How to profile an RMI service from 0-day knowledge
By Adam Boulton, October 15th, 2008.
On 25 September 2008, at OWASP NYC, I performed a live demonstration of how to profile an RMI service from 0-day knowledge. My presentation was eagerly awaited by the 600 members that attended this year’s conference. Let me explain why.
Most security professionals are aware that the software security scene has been hotting up over the years and that applications are secured from the ground up. That said, imagine building your services off an insecure architecture which can potentially expose your business logic to attackers? Not a great start to your product!
As a developer, this is a situation many of you may be faced with time and time again when developing RMI services. This is mostly due to implementation flaws which reside on the server, within the skeleton layer of the RMI service.

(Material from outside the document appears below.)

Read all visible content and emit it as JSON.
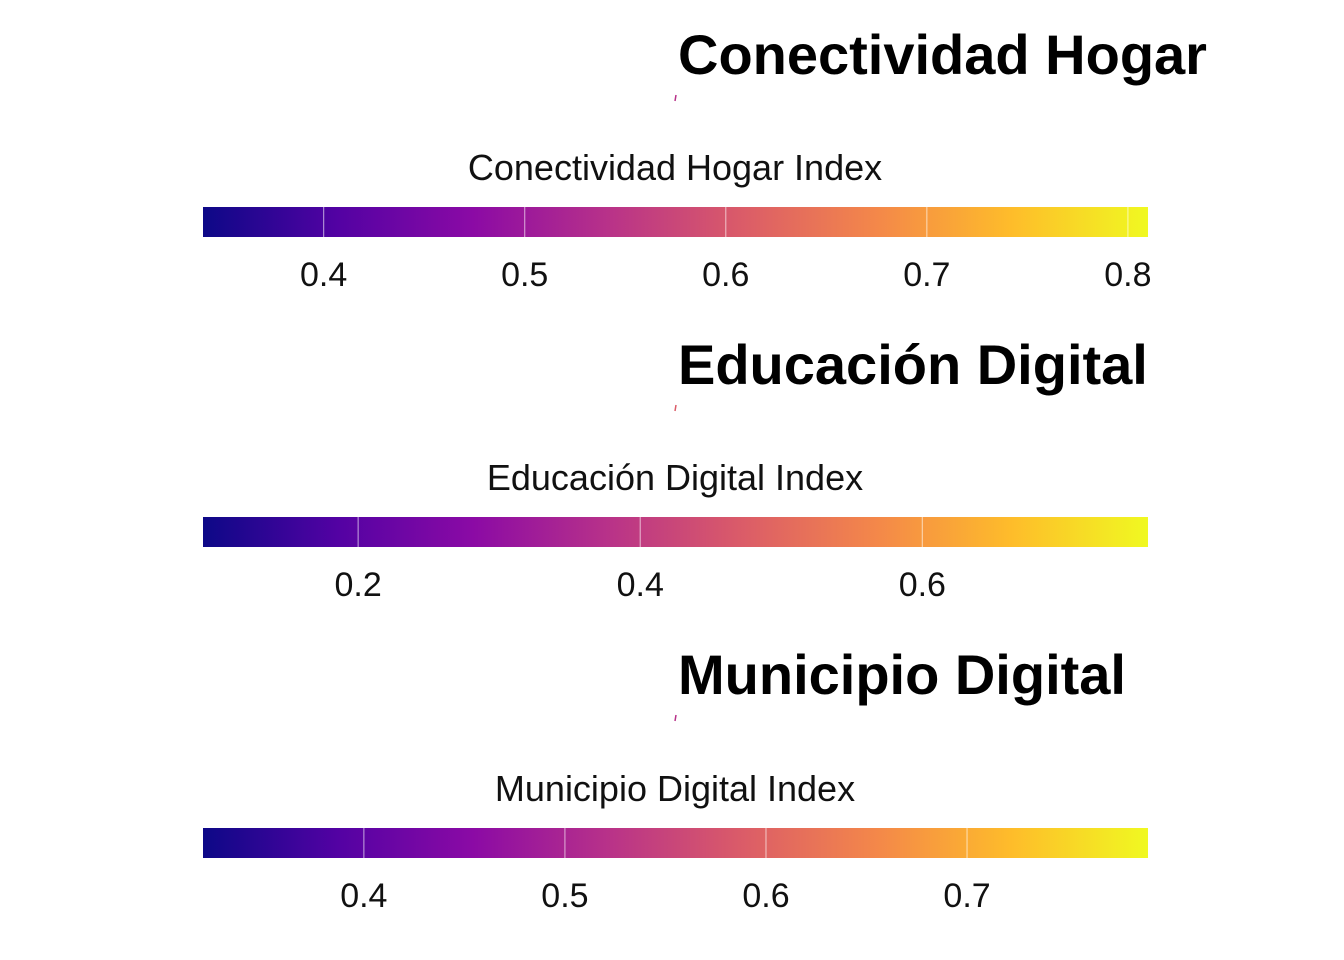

In order for a client to communicate with a RMI service, a stub must be distributed to the clients. The stub will have been generated by the developers of the RMI service.
Until my presentation, there was a misconception that unless the developers made the stub available it would not be possible to communicate to the service. Unfortunately, I managed to highlight that due to the implementation flaws within the skeleton layer which are generated by Sun Microsystem’s tools, shipped with the JDK, it is possible for an attacker to profile the service and therefore construct a custom stub and client. Let me explain how I did it.
During my presentation I used a customised suite of tools, currently known as RMI Spii. The tool which I developed over a few weeks within Corsaire’s labs determines any objects bound to the server and establishes the method prototypes. I then began to dynamically invoke the hosted functionality. I wanted to highlight that the importance of RMI Spii was to remove the misconception of security through obscurity - a trap many developers fall into when developing RMI services. I also warned that developers need to be vigilant when developing these types of services and to be aware of the risks i.e., how easy an attacker can profile a service and begin to design their customised client. Furthermore that it is important to consider that an attacker can invoke functionality in any order they desire, which may break the authentication and authorisation model.